A second round follows. In this round each group member can add to his presentations, elaborating on those aspects he was reminded of while listening to the contributions of the others. Only after that second round can discussion statements, comments and other observations be contributed.
All verbal reports are recorded on audio media. They are the material for the following analysis, which does not take place in the group, but is carried out by a single group member (e.g. the experimenter) at a later time.
The whole procedure, which was carried out in similar form in a number of different experiments, can be divided into a set of phases.
The first phase is the generation of data. During the experiment data originates in the mind. They are – more or less clearly – part of our conscious experiencing at the moment, e.g., of the fright, and are at the same time the object of introspection, i.e. I am experiencing something, thinking about and feeling it, at the same time registering all this by introspection.
One assumes that in experiencing a situation, a second process always takes place simultaneously. This second process makes it possible for us to observe our own experiencing, so that we can call up again these observation data while bringing to mind the situation at a later point in time. This parallel observation can take place both casually and deliberately, depending on the respective test conditions, which can be alternated in various ways.
Fig. 1: Individual and separate introspection data of persons A and B (schematically).
A second phase concerns the recording of the experience that was registered through introspection, to verbalise it and to put it into writing. This has to be done after the request of the experimenter. As mentioned above, it now concerns retrospection, because the recording concerns those elements, which after the event are still memorable, which are regarded as worthy to be noted down and which can be translated into language.
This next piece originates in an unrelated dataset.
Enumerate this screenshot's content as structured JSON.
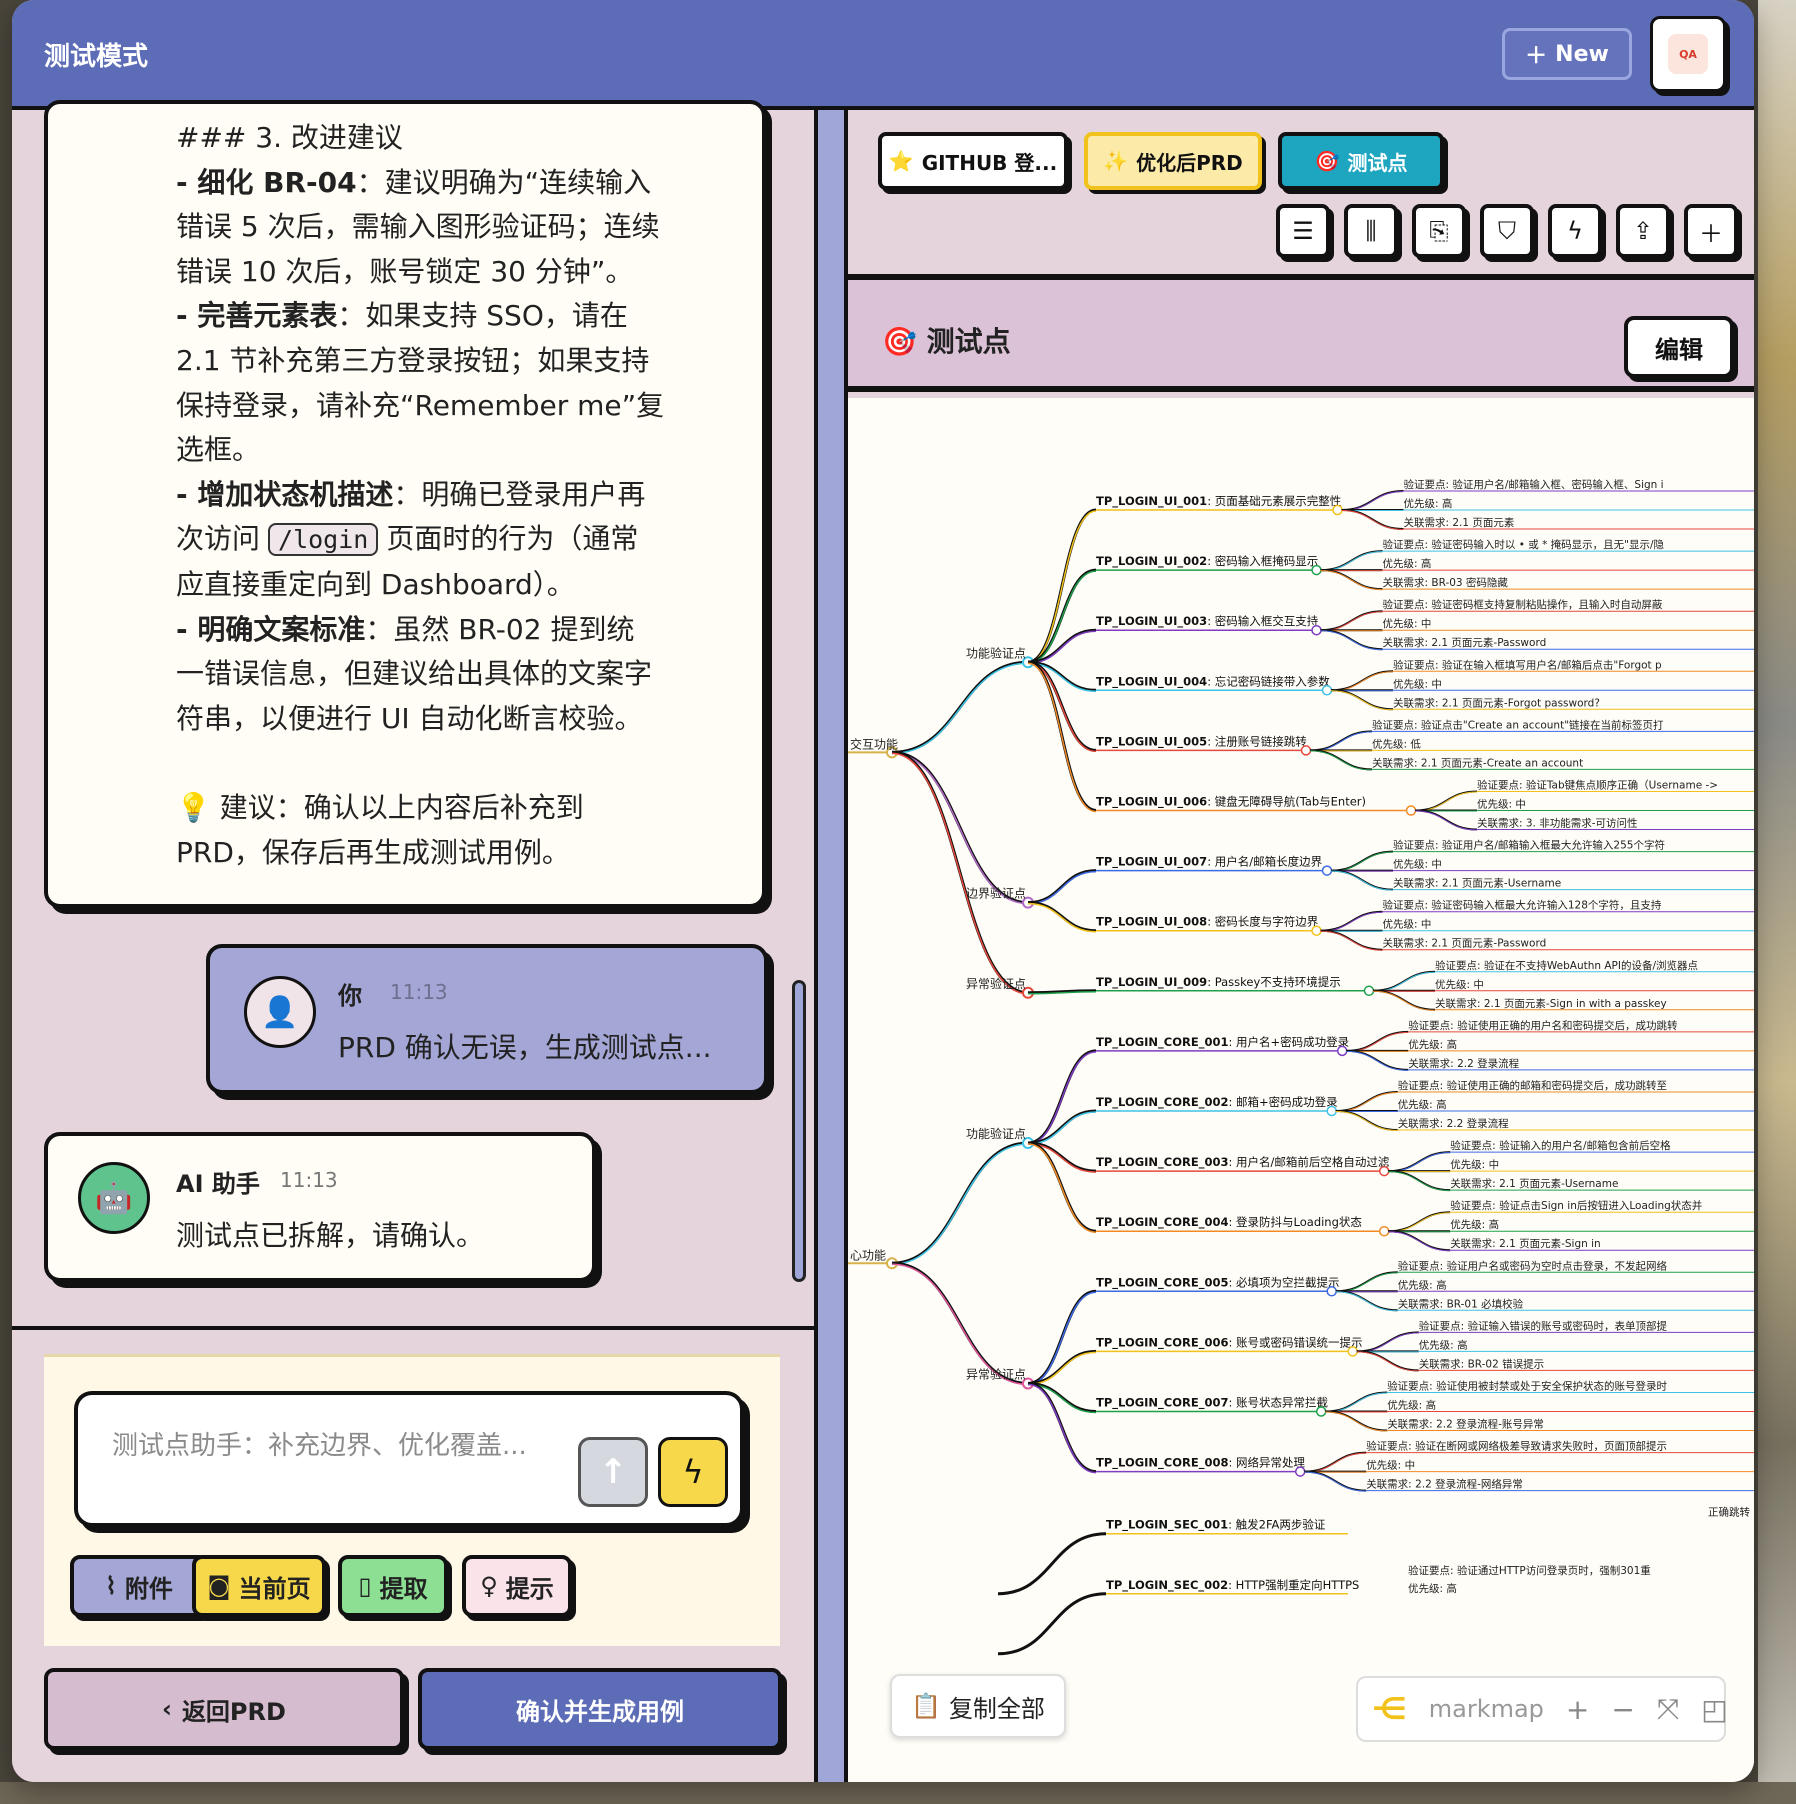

However these two aspects (intro and retrospection) can not be fully distinguished. This is because during retrospection, parts of the experiencing are revitalised again, thus allowing for further introspection to take place during the phase of retrospection. This interdependence is also the prerequisite for the phenomenon of resonance described later on.
The notes are usually put to paper very fast (5-10 minutes), usually with a clear feeling of „that’s it”, „there was nothing else going through my mind „, „finished, the rest in not important, banal or elusive”.
Fig. 2: Individual and separate introspection data of persons A and B (schematically) and the parts which are recorded.
In the third phase the group is used. Individual recordings are presented to the group. They can be presented either by reading out the written recordings or by reporting orally – based on the written notes. The verbal reports differ to some extent from the own recordings: either they are elaborated on, supplemented and made more precise or they are reduced, if the narrative flow takes another direction. During the speaking and listening, further memories – by the reporting person and by the listening persons – are mobilised.
With astonishing confidence, the individual group members are able to recognise statements of another person as part of their own experiencing or are able to reject them as not being part of their own experiencing. Again each group member is requested to take notes, forming the material for the so-called second round. This phase is the crucial part in using the group, covering the following points:
The individual memories can be extended. In the statement of another person I recognise my own experience content, which I did not mention because to me it seemed, for example, too banal or it was very elusive and I did not manage to recall it while recording the experience. Another reason may be that I felt unable to communicate my experience because it’s socially not acceptable or not compatible with my self-image.
The individual memories can be specified and differentiated by recognising components from the reports of other participants, which were similar to mine but nevertheless different. This difference, however, becomes only clear by the exact presentation of other participants.
Furthermore, my own memories can also be distinguished from those of other members by experiencing and classifying them as clearly different from my own. This discrepancy contributes much to the rounding off of my own recollection and also clearly marks the boundaries of my own experiencing data.
By using the group, the experiments of the Hamburger Forschungswerkstatt differ significantly from the classical introspection experiments, which were all conducted as single person experiments (Mayer, 2010a). Since the researchers at that time all knew each other well, they will have discussed the experiments, but probably outside of the experimental setting and not systematically.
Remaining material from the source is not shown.